I agree and had always assumed as much. This little exercise proves
otherwise.

=MOD((COMBIN(9,3)-84),1)

Returns 1.

Biff

"Harlan Grove" wrote in message
oups.com...
Biff wrote...
So you'd think that A5: =MOD(A4,1) should have a remainder. Or is that
the
fudge factor in effect?


There it is:

=MOD((A1-A2),1)

1.4210854715202E-14

...

I hadn't thought of that, but this is still a bug. COMBIN should *only*
return integers or error values. If both its arguments are numbers,
it'll truncate them to integers, e.g., COMBIN(7.2,2.9) returns the same
result as COMBIN(5,2). If its arguments are integers, then numerically
it can only return integers.

If its result would be beyond Excel's capacity, e.g., COMBIN(1030,515),
no problem having it return #NUM!. If its result would take more than
15 decimal digits, no problem that it'd be only approximately correct
to 15 decimal digits (and it'd also be an integer).
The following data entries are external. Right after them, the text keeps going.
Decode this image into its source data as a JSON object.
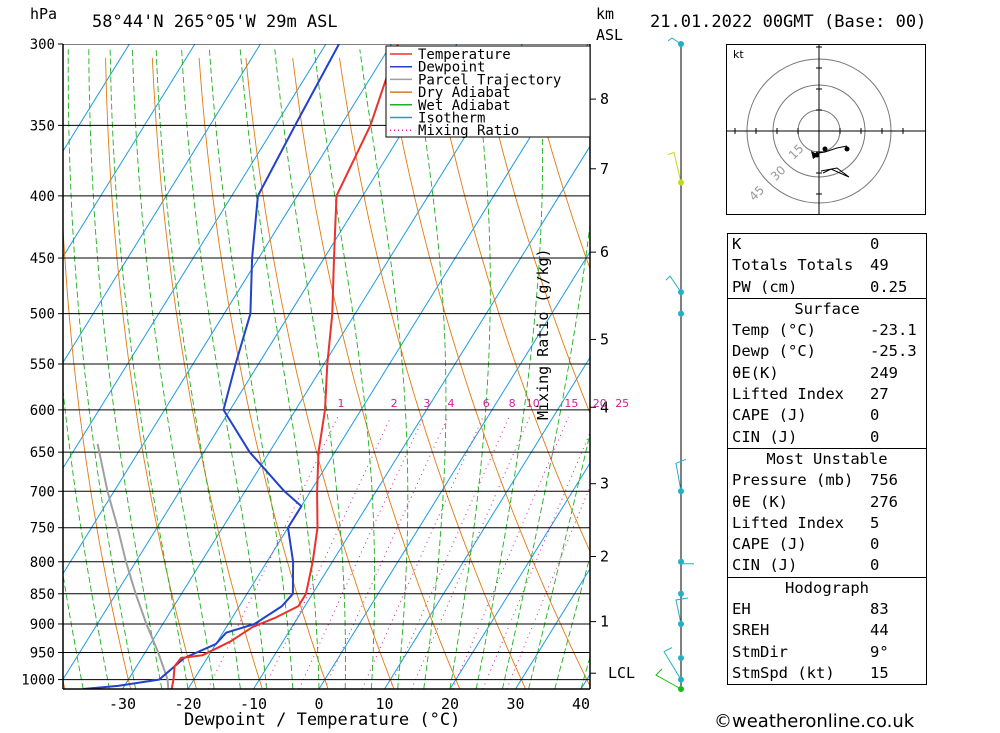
{
  "header": {
    "hpa_label": "hPa",
    "location": "58°44'N  265°05'W  29m  ASL",
    "km_label": "km",
    "asl_label": "ASL",
    "date": "21.01.2022  00GMT  (Base: 00)"
  },
  "chart_data": {
    "type": "skew-t",
    "xlabel": "Dewpoint / Temperature (°C)",
    "ylabel_right": "Mixing Ratio (g/kg)",
    "x_ticks": [
      -30,
      -20,
      -10,
      0,
      10,
      20,
      30,
      40
    ],
    "pressure_levels": [
      300,
      350,
      400,
      450,
      500,
      550,
      600,
      650,
      700,
      750,
      800,
      850,
      900,
      950,
      1000
    ],
    "km_ticks": [
      {
        "label": "8",
        "p": 333
      },
      {
        "label": "7",
        "p": 380
      },
      {
        "label": "6",
        "p": 445
      },
      {
        "label": "5",
        "p": 525
      },
      {
        "label": "4",
        "p": 597
      },
      {
        "label": "3",
        "p": 690
      },
      {
        "label": "2",
        "p": 792
      },
      {
        "label": "1",
        "p": 896
      },
      {
        "label": "LCL",
        "p": 988
      }
    ],
    "mixing_ratio_labels": [
      "1",
      "2",
      "3",
      "4",
      "6",
      "8",
      "10",
      "15",
      "20",
      "25"
    ],
    "legend": [
      {
        "name": "Temperature",
        "color": "#e8322d"
      },
      {
        "name": "Dewpoint",
        "color": "#2341c9"
      },
      {
        "name": "Parcel Trajectory",
        "color": "#a0a0a0"
      },
      {
        "name": "Dry Adiabat",
        "color": "#e07a10"
      },
      {
        "name": "Wet Adiabat",
        "color": "#1fb01f"
      },
      {
        "name": "Isotherm",
        "color": "#1e9be0"
      },
      {
        "name": "Mixing Ratio",
        "color": "#d0209c"
      }
    ],
    "temperature": [
      {
        "p": 1018,
        "t": -22.5
      },
      {
        "p": 1000,
        "t": -23.1
      },
      {
        "p": 975,
        "t": -24.2
      },
      {
        "p": 960,
        "t": -24.0
      },
      {
        "p": 955,
        "t": -21.0
      },
      {
        "p": 930,
        "t": -18.0
      },
      {
        "p": 905,
        "t": -16.0
      },
      {
        "p": 890,
        "t": -13.5
      },
      {
        "p": 870,
        "t": -11.0
      },
      {
        "p": 850,
        "t": -11.0
      },
      {
        "p": 800,
        "t": -13.0
      },
      {
        "p": 750,
        "t": -15.5
      },
      {
        "p": 700,
        "t": -19.0
      },
      {
        "p": 650,
        "t": -22.5
      },
      {
        "p": 600,
        "t": -25.5
      },
      {
        "p": 550,
        "t": -29.5
      },
      {
        "p": 500,
        "t": -33.5
      },
      {
        "p": 450,
        "t": -38.5
      },
      {
        "p": 400,
        "t": -44.0
      },
      {
        "p": 350,
        "t": -45.5
      },
      {
        "p": 300,
        "t": -49.0
      }
    ],
    "dewpoint": [
      {
        "p": 1018,
        "t": -36.0
      },
      {
        "p": 1012,
        "t": -31.0
      },
      {
        "p": 1000,
        "t": -25.3
      },
      {
        "p": 960,
        "t": -23.5
      },
      {
        "p": 935,
        "t": -20.0
      },
      {
        "p": 915,
        "t": -19.5
      },
      {
        "p": 900,
        "t": -16.0
      },
      {
        "p": 870,
        "t": -13.5
      },
      {
        "p": 850,
        "t": -13.0
      },
      {
        "p": 800,
        "t": -16.0
      },
      {
        "p": 750,
        "t": -20.0
      },
      {
        "p": 720,
        "t": -20.0
      },
      {
        "p": 700,
        "t": -24.0
      },
      {
        "p": 650,
        "t": -33.0
      },
      {
        "p": 600,
        "t": -41.0
      },
      {
        "p": 550,
        "t": -43.5
      },
      {
        "p": 500,
        "t": -46.0
      },
      {
        "p": 450,
        "t": -51.0
      },
      {
        "p": 400,
        "t": -56.0
      },
      {
        "p": 350,
        "t": -57.0
      },
      {
        "p": 300,
        "t": -58.0
      }
    ],
    "parcel": [
      {
        "p": 1018,
        "t": -23.0
      },
      {
        "p": 1000,
        "t": -24.0
      },
      {
        "p": 950,
        "t": -28.0
      },
      {
        "p": 900,
        "t": -32.5
      },
      {
        "p": 850,
        "t": -37.0
      },
      {
        "p": 800,
        "t": -41.5
      },
      {
        "p": 750,
        "t": -46.0
      },
      {
        "p": 700,
        "t": -51.0
      },
      {
        "p": 640,
        "t": -57.0
      }
    ],
    "wind_levels": [
      300,
      390,
      480,
      500,
      700,
      800,
      850,
      900,
      960,
      1000,
      1018
    ],
    "hodograph": {
      "unit": "kt",
      "rings": [
        "15",
        "30",
        "45"
      ]
    }
  },
  "indices": {
    "K": {
      "label": "K",
      "value": "0"
    },
    "TT": {
      "label": "Totals Totals",
      "value": "49"
    },
    "PW": {
      "label": "PW (cm)",
      "value": "0.25"
    }
  },
  "surface": {
    "title": "Surface",
    "temp": {
      "label": "Temp (°C)",
      "value": "-23.1"
    },
    "dewp": {
      "label": "Dewp (°C)",
      "value": "-25.3"
    },
    "thetae": {
      "label": "θE(K)",
      "value": "249"
    },
    "li": {
      "label": "Lifted Index",
      "value": "27"
    },
    "cape": {
      "label": "CAPE (J)",
      "value": "0"
    },
    "cin": {
      "label": "CIN (J)",
      "value": "0"
    }
  },
  "most_unstable": {
    "title": "Most Unstable",
    "pressure": {
      "label": "Pressure (mb)",
      "value": "756"
    },
    "thetae": {
      "label": "θE (K)",
      "value": "276"
    },
    "li": {
      "label": "Lifted Index",
      "value": "5"
    },
    "cape": {
      "label": "CAPE (J)",
      "value": "0"
    },
    "cin": {
      "label": "CIN (J)",
      "value": "0"
    }
  },
  "hodograph_panel": {
    "title": "Hodograph",
    "eh": {
      "label": "EH",
      "value": "83"
    },
    "sreh": {
      "label": "SREH",
      "value": "44"
    },
    "stmdir": {
      "label": "StmDir",
      "value": "9°"
    },
    "stmspd": {
      "label": "StmSpd (kt)",
      "value": "15"
    }
  },
  "footer": {
    "copyright": "©weatheronline.co.uk"
  }
}
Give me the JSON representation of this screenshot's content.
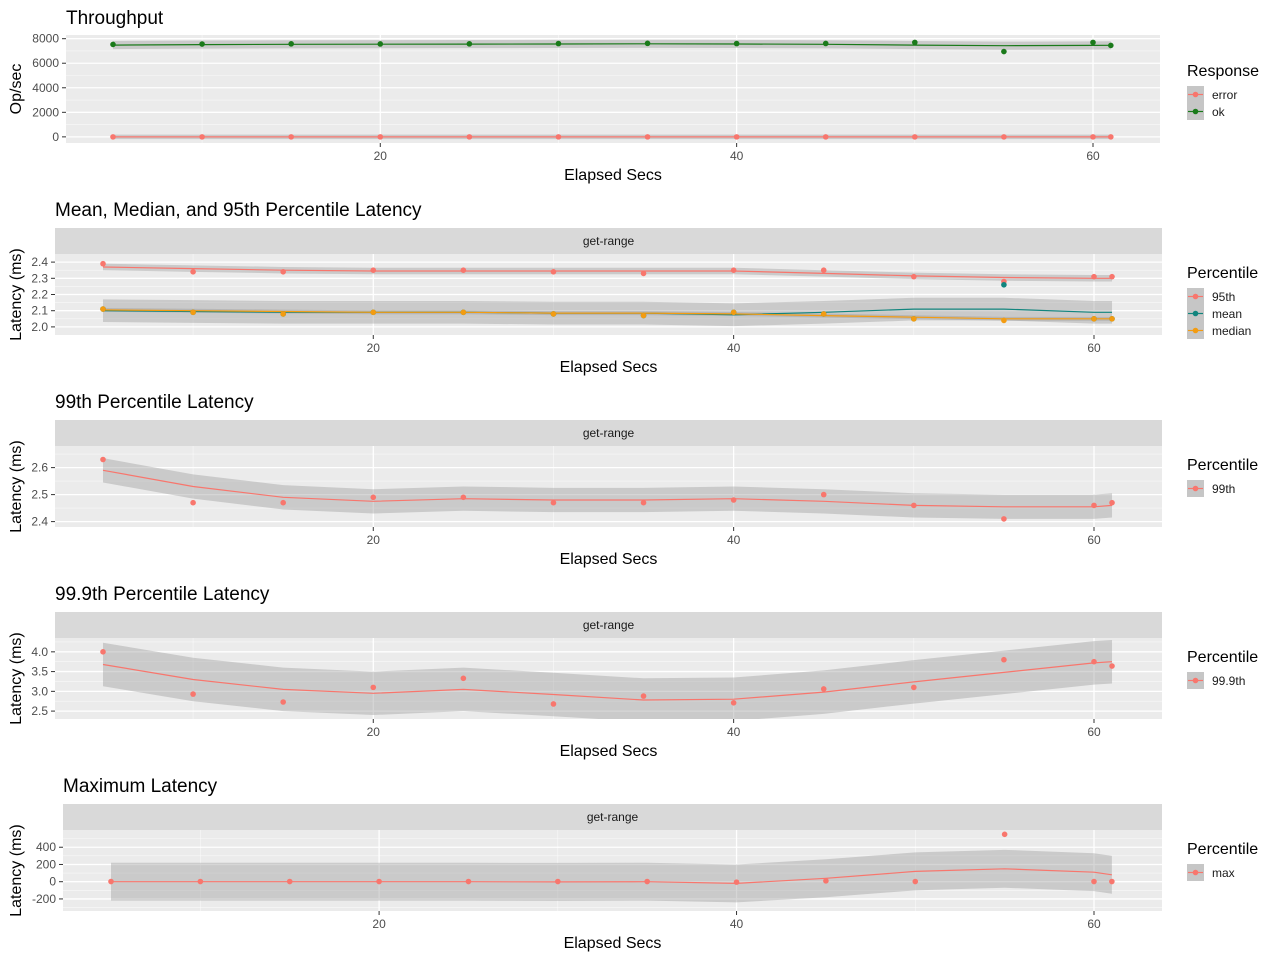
{
  "colors": {
    "red": "#F8766D",
    "green_ok": "#1A7A1A",
    "teal": "#12857E",
    "orange": "#F39C12",
    "panel": "#EBEBEB",
    "strip": "#D9D9D9",
    "band": "#BDBDBD",
    "grid": "#FFFFFF"
  },
  "chart_data": [
    {
      "type": "line",
      "title": "Throughput",
      "xlabel": "Elapsed Secs",
      "ylabel": "Op/sec",
      "strip": "",
      "ylim": [
        -500,
        8300
      ],
      "yticks": [
        0,
        2000,
        4000,
        6000,
        8000
      ],
      "ytick_labels": [
        "0",
        "2000",
        "4000",
        "6000",
        "8000"
      ],
      "legend_title": "Response",
      "series": [
        {
          "name": "error",
          "color": "#F8766D",
          "x": [
            5,
            10,
            15,
            20,
            25,
            30,
            35,
            40,
            45,
            50,
            55,
            60,
            61
          ],
          "y": [
            0,
            0,
            0,
            0,
            0,
            0,
            0,
            0,
            0,
            0,
            0,
            0,
            0
          ],
          "smooth": [
            0,
            0,
            0,
            0,
            0,
            0,
            0,
            0,
            0,
            0,
            0,
            0,
            0
          ],
          "band": 180
        },
        {
          "name": "ok",
          "color": "#1A7A1A",
          "x": [
            5,
            10,
            15,
            20,
            25,
            30,
            35,
            40,
            45,
            50,
            55,
            60,
            61
          ],
          "y": [
            7530,
            7560,
            7580,
            7570,
            7580,
            7600,
            7620,
            7600,
            7610,
            7700,
            6950,
            7700,
            7450
          ],
          "smooth": [
            7480,
            7520,
            7540,
            7550,
            7560,
            7570,
            7580,
            7570,
            7540,
            7480,
            7430,
            7450,
            7460
          ],
          "band": 330
        }
      ]
    },
    {
      "type": "line",
      "title": "Mean, Median, and 95th Percentile Latency",
      "xlabel": "Elapsed Secs",
      "ylabel": "Latency (ms)",
      "strip": "get-range",
      "ylim": [
        1.95,
        2.45
      ],
      "yticks": [
        2.0,
        2.1,
        2.2,
        2.3,
        2.4
      ],
      "ytick_labels": [
        "2.0",
        "2.1",
        "2.2",
        "2.3",
        "2.4"
      ],
      "legend_title": "Percentile",
      "series": [
        {
          "name": "95th",
          "color": "#F8766D",
          "x": [
            5,
            10,
            15,
            20,
            25,
            30,
            35,
            40,
            45,
            50,
            55,
            60,
            61
          ],
          "y": [
            2.39,
            2.34,
            2.34,
            2.35,
            2.35,
            2.34,
            2.33,
            2.35,
            2.35,
            2.31,
            2.28,
            2.31,
            2.31
          ],
          "smooth": [
            2.37,
            2.36,
            2.35,
            2.345,
            2.345,
            2.345,
            2.345,
            2.345,
            2.33,
            2.315,
            2.305,
            2.3,
            2.3
          ],
          "band": 0.02
        },
        {
          "name": "mean",
          "color": "#12857E",
          "x": [
            5,
            10,
            15,
            20,
            25,
            30,
            35,
            40,
            45,
            50,
            55,
            60,
            61
          ],
          "y": [
            2.11,
            2.09,
            2.08,
            2.09,
            2.09,
            2.08,
            2.07,
            2.09,
            2.08,
            2.05,
            2.26,
            2.05,
            2.05
          ],
          "smooth": [
            2.1,
            2.095,
            2.09,
            2.09,
            2.09,
            2.085,
            2.085,
            2.075,
            2.09,
            2.11,
            2.11,
            2.09,
            2.09
          ],
          "band": 0.07
        },
        {
          "name": "median",
          "color": "#F39C12",
          "x": [
            5,
            10,
            15,
            20,
            25,
            30,
            35,
            40,
            45,
            50,
            55,
            60,
            61
          ],
          "y": [
            2.11,
            2.09,
            2.08,
            2.09,
            2.09,
            2.08,
            2.07,
            2.09,
            2.08,
            2.05,
            2.04,
            2.05,
            2.05
          ],
          "smooth": [
            2.105,
            2.1,
            2.095,
            2.09,
            2.09,
            2.085,
            2.085,
            2.08,
            2.07,
            2.06,
            2.05,
            2.05,
            2.05
          ],
          "band": 0.012
        }
      ]
    },
    {
      "type": "line",
      "title": "99th Percentile Latency",
      "xlabel": "Elapsed Secs",
      "ylabel": "Latency (ms)",
      "strip": "get-range",
      "ylim": [
        2.38,
        2.68
      ],
      "yticks": [
        2.4,
        2.5,
        2.6
      ],
      "ytick_labels": [
        "2.4",
        "2.5",
        "2.6"
      ],
      "legend_title": "Percentile",
      "series": [
        {
          "name": "99th",
          "color": "#F8766D",
          "x": [
            5,
            10,
            15,
            20,
            25,
            30,
            35,
            40,
            45,
            50,
            55,
            60,
            61
          ],
          "y": [
            2.63,
            2.47,
            2.47,
            2.49,
            2.49,
            2.47,
            2.47,
            2.48,
            2.5,
            2.46,
            2.41,
            2.46,
            2.47
          ],
          "smooth": [
            2.59,
            2.53,
            2.49,
            2.475,
            2.485,
            2.48,
            2.48,
            2.485,
            2.475,
            2.46,
            2.455,
            2.455,
            2.46
          ],
          "band": 0.045
        }
      ]
    },
    {
      "type": "line",
      "title": "99.9th Percentile Latency",
      "xlabel": "Elapsed Secs",
      "ylabel": "Latency (ms)",
      "strip": "get-range",
      "ylim": [
        2.3,
        4.35
      ],
      "yticks": [
        2.5,
        3.0,
        3.5,
        4.0
      ],
      "ytick_labels": [
        "2.5",
        "3.0",
        "3.5",
        "4.0"
      ],
      "legend_title": "Percentile",
      "series": [
        {
          "name": "99.9th",
          "color": "#F8766D",
          "x": [
            5,
            10,
            15,
            20,
            25,
            30,
            35,
            40,
            45,
            50,
            55,
            60,
            61
          ],
          "y": [
            4.0,
            2.93,
            2.73,
            3.1,
            3.33,
            2.68,
            2.88,
            2.71,
            3.06,
            3.1,
            3.8,
            3.75,
            3.64
          ],
          "smooth": [
            3.68,
            3.3,
            3.05,
            2.95,
            3.05,
            2.92,
            2.78,
            2.8,
            2.98,
            3.24,
            3.48,
            3.72,
            3.75
          ],
          "band": 0.55
        }
      ]
    },
    {
      "type": "line",
      "title": "Maximum Latency",
      "xlabel": "Elapsed Secs",
      "ylabel": "Latency (ms)",
      "strip": "get-range",
      "ylim": [
        -340,
        600
      ],
      "yticks": [
        -200,
        0,
        200,
        400
      ],
      "ytick_labels": [
        "-200",
        "0",
        "200",
        "400"
      ],
      "legend_title": "Percentile",
      "series": [
        {
          "name": "max",
          "color": "#F8766D",
          "x": [
            5,
            10,
            15,
            20,
            25,
            30,
            35,
            40,
            45,
            50,
            55,
            60,
            61
          ],
          "y": [
            2,
            2,
            2,
            2,
            2,
            2,
            2,
            -5,
            10,
            2,
            550,
            2,
            2
          ],
          "smooth": [
            0,
            0,
            0,
            0,
            0,
            -2,
            0,
            -20,
            40,
            120,
            150,
            110,
            80
          ],
          "band": 220
        }
      ]
    }
  ]
}
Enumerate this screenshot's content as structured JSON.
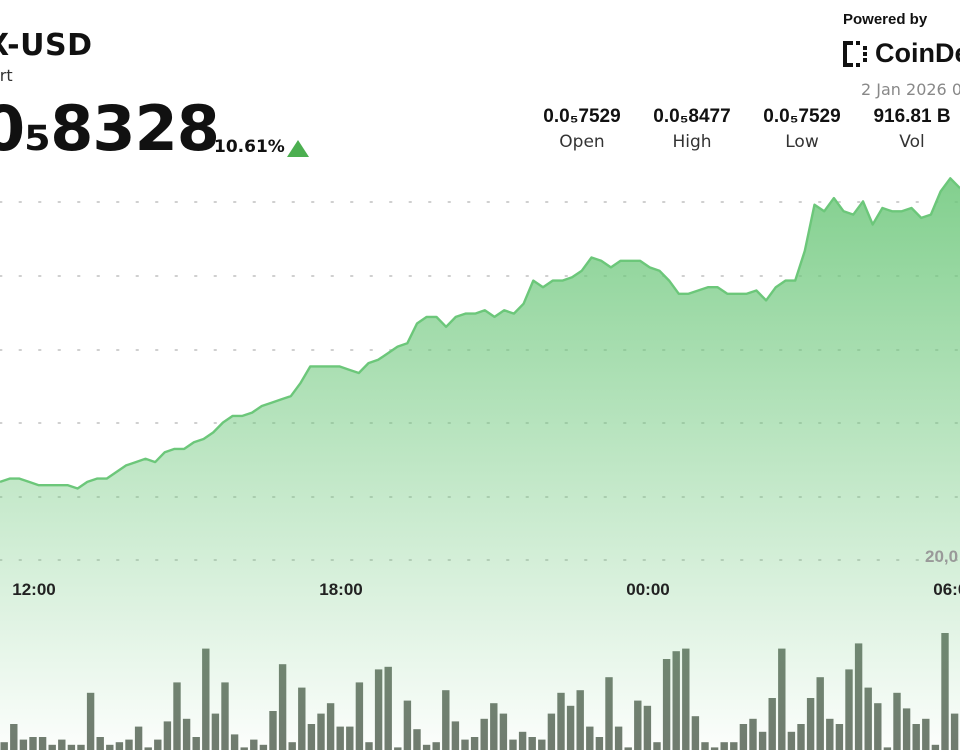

But when it could
easily be represented in 15 or fewer decimal digits, there's no excuse
for it not to be an integer.

FWIW, the standard approach when N gets large enough that FACT(N)
exceeds 15 decimal digits is to use
EXP(GAMMALN(N+1)-GAMMALN(k+1)-GAMMALN(N-k+1)), but in the case of N=9
and k=3, this returns 84.0000000106965, while (COMBIN(9,3)-84) is
negative. Leaves me wondering how Microsoft is calculating this.